As noted by the AALTCI, this may not be much of an advantage if you’re young, and with little or no additional medical expenses. But as you get older and more likely to have significant medical expenses, this deduction could become very valuable.

Long term care insurance state partnership programs

Yet another aspect of long term care to consider are state partnership programs. These programs, available in most states, were developed years ago to encourage people to finance their long term care with private insurance rather than through Medicaid.

With a partnership program, you purchase a qualified long term care insurance policy (the insurance company can let you know if it qualifies under your state’s rules). Then, if the policy pays out to its maximum benefit limit, you can qualify for Medicaid while still retaining at least some of your personal assets. All this is provided you qualify for all other Medicaid criteria. Stated another way, you’ll be able to receive Medicaid benefits without spending yourself into poverty. 

With these programs, the amount of assets (savings and investments) you’re able to keep is equal to the amount of money your insurance company pays for your long term care. So if your insurer pays a total of $50,000 in benefits, you’ll be able to qualify for Medicaid with $50,000 still in your savings and investment portfolio. Otherwise, you’ll need to have no more than $2,000 (or $3,000 for a married couple) to your name to qualify.

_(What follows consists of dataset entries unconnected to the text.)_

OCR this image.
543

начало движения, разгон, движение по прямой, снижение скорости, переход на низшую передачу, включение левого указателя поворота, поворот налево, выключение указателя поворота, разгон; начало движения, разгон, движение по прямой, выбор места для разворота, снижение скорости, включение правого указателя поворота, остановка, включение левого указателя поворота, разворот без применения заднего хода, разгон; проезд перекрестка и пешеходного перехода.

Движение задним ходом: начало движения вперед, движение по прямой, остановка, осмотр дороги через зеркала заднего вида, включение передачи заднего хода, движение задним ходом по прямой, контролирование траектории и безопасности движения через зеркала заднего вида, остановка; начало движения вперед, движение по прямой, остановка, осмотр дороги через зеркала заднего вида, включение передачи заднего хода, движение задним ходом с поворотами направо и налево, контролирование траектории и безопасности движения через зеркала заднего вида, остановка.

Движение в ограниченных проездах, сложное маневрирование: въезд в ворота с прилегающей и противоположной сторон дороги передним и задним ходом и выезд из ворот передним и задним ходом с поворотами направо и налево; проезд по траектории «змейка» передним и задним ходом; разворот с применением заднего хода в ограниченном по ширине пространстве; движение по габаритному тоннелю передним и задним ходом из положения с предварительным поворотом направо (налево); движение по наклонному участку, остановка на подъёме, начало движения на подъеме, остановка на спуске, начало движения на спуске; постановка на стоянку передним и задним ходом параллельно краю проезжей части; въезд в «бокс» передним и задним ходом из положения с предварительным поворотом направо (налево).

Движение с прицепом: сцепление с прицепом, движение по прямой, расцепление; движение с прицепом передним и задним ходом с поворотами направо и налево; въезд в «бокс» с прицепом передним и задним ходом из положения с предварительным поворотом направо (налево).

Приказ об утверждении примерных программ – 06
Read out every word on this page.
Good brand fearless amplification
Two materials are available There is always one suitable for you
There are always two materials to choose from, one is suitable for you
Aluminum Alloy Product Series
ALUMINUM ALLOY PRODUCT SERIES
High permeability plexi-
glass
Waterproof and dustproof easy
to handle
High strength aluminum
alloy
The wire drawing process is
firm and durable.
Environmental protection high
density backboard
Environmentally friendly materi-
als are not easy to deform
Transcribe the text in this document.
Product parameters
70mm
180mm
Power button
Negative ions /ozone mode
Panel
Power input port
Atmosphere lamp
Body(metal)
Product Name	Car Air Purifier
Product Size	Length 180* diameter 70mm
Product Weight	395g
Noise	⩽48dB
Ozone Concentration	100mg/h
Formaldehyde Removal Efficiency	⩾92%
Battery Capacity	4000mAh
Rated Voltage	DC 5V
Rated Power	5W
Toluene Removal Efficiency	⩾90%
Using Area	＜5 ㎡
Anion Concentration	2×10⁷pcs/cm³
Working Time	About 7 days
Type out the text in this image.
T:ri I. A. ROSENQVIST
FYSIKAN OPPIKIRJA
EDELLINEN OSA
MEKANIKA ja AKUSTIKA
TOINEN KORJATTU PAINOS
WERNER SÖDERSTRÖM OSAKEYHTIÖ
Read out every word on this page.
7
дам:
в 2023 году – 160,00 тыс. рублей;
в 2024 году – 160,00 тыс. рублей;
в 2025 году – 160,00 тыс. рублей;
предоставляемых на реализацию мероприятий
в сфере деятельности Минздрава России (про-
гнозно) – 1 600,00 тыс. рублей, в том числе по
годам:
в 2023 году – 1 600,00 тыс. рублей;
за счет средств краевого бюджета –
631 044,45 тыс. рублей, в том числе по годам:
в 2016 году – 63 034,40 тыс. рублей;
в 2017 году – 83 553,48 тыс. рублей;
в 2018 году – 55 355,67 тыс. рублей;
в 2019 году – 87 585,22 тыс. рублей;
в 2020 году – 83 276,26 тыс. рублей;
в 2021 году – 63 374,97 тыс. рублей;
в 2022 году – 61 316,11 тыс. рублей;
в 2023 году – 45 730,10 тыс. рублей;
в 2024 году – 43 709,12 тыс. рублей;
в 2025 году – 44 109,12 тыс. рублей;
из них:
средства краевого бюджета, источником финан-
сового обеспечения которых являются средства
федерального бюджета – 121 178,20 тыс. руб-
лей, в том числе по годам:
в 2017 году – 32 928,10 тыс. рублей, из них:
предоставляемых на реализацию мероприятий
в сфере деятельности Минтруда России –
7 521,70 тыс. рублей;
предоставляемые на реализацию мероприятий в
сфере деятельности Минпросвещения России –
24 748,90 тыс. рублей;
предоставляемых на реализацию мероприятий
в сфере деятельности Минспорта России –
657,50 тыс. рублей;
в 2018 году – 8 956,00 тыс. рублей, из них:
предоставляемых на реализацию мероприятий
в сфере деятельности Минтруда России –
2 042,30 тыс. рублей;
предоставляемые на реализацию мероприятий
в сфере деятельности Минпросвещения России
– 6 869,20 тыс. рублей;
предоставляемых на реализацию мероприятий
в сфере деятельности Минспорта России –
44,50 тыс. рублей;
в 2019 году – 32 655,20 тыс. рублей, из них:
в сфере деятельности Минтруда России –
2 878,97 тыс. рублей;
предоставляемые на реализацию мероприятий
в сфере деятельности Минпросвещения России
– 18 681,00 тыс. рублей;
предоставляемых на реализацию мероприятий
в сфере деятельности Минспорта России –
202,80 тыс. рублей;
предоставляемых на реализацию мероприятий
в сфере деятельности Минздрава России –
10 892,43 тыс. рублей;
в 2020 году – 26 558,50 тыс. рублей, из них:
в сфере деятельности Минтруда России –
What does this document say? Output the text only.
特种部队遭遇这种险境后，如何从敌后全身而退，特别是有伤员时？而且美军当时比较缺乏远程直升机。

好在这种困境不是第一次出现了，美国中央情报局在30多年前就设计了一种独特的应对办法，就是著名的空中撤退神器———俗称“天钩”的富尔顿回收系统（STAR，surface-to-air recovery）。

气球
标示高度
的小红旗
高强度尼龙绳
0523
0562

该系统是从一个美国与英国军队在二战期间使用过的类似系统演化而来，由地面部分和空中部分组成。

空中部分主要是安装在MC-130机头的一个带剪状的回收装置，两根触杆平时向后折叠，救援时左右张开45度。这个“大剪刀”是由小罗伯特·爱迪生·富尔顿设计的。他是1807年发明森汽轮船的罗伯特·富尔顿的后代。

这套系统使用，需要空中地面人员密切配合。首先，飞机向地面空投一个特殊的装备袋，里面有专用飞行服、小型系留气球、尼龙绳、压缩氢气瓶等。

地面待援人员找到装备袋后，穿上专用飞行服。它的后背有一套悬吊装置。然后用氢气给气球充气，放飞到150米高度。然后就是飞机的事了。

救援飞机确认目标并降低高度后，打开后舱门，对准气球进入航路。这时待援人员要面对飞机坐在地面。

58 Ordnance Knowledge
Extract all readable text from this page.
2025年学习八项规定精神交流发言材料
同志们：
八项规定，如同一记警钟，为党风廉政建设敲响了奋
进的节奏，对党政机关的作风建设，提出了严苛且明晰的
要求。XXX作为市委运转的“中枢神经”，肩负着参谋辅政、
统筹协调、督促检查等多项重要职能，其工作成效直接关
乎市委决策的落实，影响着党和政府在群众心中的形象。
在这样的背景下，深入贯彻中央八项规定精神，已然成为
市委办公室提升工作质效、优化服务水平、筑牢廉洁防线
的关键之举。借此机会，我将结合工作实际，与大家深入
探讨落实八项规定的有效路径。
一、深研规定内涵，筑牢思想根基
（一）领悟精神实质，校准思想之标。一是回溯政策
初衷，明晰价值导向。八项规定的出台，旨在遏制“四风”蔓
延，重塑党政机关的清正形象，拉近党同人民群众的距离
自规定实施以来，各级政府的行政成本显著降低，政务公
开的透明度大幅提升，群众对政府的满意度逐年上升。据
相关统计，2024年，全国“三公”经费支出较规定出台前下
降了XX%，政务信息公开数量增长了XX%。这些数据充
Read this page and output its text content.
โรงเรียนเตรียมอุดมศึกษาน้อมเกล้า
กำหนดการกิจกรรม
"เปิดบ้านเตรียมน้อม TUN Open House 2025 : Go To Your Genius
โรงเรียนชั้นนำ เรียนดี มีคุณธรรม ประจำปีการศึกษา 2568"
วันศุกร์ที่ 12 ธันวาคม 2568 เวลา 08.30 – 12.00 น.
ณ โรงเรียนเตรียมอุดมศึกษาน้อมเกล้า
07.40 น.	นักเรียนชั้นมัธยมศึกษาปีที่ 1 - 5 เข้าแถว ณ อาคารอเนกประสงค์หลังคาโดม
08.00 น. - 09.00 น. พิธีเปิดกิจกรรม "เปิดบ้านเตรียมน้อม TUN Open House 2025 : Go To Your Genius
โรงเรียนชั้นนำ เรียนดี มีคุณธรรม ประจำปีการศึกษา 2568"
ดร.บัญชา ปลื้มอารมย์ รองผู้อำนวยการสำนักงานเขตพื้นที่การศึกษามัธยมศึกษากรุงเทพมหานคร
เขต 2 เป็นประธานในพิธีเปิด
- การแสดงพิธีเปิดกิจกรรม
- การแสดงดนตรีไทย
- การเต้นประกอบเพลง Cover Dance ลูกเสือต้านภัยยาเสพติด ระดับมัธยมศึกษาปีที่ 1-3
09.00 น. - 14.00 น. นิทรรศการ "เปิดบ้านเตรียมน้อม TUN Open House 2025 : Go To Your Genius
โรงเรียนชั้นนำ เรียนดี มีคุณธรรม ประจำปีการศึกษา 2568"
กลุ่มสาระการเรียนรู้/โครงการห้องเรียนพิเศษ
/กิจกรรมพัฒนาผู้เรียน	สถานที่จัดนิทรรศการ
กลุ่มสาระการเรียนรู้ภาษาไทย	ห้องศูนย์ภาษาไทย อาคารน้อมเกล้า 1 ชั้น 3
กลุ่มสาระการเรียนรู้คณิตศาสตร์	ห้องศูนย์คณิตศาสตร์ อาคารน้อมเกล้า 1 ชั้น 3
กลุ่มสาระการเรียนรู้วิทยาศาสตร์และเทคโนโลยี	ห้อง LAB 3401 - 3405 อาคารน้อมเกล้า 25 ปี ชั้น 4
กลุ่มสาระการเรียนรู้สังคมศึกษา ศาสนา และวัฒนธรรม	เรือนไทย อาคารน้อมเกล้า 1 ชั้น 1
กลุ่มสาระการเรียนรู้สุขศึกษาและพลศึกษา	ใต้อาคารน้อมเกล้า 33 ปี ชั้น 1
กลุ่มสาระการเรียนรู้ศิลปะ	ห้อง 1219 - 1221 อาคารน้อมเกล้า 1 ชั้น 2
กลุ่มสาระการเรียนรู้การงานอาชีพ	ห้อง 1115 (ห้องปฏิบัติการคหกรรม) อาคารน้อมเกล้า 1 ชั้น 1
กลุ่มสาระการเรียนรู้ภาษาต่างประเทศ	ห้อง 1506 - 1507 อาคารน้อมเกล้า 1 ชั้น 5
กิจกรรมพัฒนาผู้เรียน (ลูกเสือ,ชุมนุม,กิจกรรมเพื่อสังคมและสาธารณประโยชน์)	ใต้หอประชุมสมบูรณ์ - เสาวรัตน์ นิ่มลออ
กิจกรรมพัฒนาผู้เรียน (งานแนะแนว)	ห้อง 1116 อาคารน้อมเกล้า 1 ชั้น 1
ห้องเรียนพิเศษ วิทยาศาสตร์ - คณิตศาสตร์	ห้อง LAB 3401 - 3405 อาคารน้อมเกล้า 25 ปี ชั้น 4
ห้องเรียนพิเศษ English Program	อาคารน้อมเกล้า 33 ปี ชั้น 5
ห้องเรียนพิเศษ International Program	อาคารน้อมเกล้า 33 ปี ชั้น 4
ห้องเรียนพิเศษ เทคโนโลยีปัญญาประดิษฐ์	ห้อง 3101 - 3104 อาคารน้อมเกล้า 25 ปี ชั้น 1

Alternatives to Long-Term Care insurance

A long term care insurance policy is not the only way to pay for skilled care as you get older. A number of alternative approaches do exist.

  • Save for your long term care — One alternative to buying a policy is to pay for your long term care costs from your personal savings. Depending on your financial situation, this will likely require some long term wealth planning that begins when you’re young. Contact a financial advisor to discuss this approach. 
  • Sell your life insurance policy — It’s not uncommon for people who’ve bought life insurance to later realize that they don’t really need it. If this happens to you, and if you have a universal or whole life policy with a cash value, you can sell the policy to a third party broker or settlement company for cash. You may also be able to take out a loan against your life insurance policy, using its cash value as collateral. Just remember that this loan must be repaid.
  • Buy what’s known as a hybrid policy — If you’re also in the market for a life insurance policy, this option might work for you. A hybrid policy combines the benefits of both long term care and life insurance into a single policy. Essentially, if you need long term care, you can receive a payout of money that would’ve been paid as a death benefit — insurers refer to this as an acceleration of benefits. Hybrid policy terms and structure vary by insurance company. Your best bet would be to discuss the option with an insurance agent to make sure it’s right for you and your family.
  • Buy an annuityAnnuities are available with benefits for those needing long term care. You purchase an annuity that earns interest at a fixed rate, but if you have long term care needs, the annuity pays higher benefits than the amount of premium paid. In one example, from Investopedia, an annuity with a $100,000 premium could pay as much as $786,000 in long term care benefits. The downside is that annuities tend to require a large premium up front. And with ongoing low interest rates, an annuity may not be a very profitable investment if long term care is never needed.
  • Buy short term care insurance — A final option is short term care insurance. This is a policy that’s similar to a long term care policy in most respects, except that it provides coverage for no more than a year. These policies cost less than long term policies, and tend to not have any elimination period — you start receiving benefits on the first day you need to pay for care. 

Most of us hope to live a long and healthy life. But the fact is that as we get older, we’ll likely become ever more susceptible to the chronic conditions associated with age. Long term care insurance can help you plan for that, relieving your family of the financial stress that comes with receiving skilled care.